The conclusions you draw from the results that are presented seem to be a bit of...

amandavinci · on June 13, 2018

Thanks for the great feedback.

The paper by Sproat and Jaitly which introduces the challenge rightly notes that the acceptability of errors and quality of output is more important than accuracy for a real application. The number of instances in all of the critical semiotic classes is too low (1-2k for some, even less than 100 for others) for a meaningful comparison in accuracy.

But you are right to point out that the 'unacceptability' of errors could be analyzed better. However, we could not think of a way to quantify or form a metric that measures such errors. These 'silly' errors are subjective by their very nature and depend on a human reading them. As you have suggested, we are working on preparing a table of sorts to summarize all these errors and show a link between the availability/frequency of particular types examples to the performance of our model on those particular types. Something of this sort for example:

* The training set had 17,712 examples in DATE of the form xx/yy/zzzz. Upon the analyzing the mistakes in DATE class we did not find any mistakes made in the dates of the above form.
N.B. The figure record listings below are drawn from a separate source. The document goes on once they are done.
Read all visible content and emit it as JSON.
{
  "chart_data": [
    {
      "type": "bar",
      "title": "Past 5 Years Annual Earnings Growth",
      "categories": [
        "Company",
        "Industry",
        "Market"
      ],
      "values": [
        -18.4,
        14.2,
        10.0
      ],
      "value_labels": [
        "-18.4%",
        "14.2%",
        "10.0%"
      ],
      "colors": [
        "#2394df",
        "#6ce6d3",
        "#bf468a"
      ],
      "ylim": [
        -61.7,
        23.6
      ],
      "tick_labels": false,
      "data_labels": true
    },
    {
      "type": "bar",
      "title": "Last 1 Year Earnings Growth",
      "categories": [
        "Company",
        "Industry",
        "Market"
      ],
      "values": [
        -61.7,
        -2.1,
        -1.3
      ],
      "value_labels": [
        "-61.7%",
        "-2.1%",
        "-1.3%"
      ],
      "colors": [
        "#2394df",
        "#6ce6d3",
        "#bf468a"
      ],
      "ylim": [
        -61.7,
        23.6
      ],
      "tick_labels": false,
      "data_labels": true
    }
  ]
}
* On the other hand, if look into the mistakes made in MEASURE class we find that the DNC network made exactly 4 mistakes. The mistakes were reported in the units (g/cm3, ch, mA). Upon searching for the occurrences in the training set of these units, we found out that 'mA' occurs 3 three times, 'g/cm3' occurred 7 times and 'ch' occurred 8 times, whereas other measurement units like kg occur 296 times and cm occur 600+ times.

If you have any other ideas on how to analyze and report the results, please let us know. We will be glad to improve the quality of our work (By the way, we are undergrads and this is our very first research paper). Thanks again!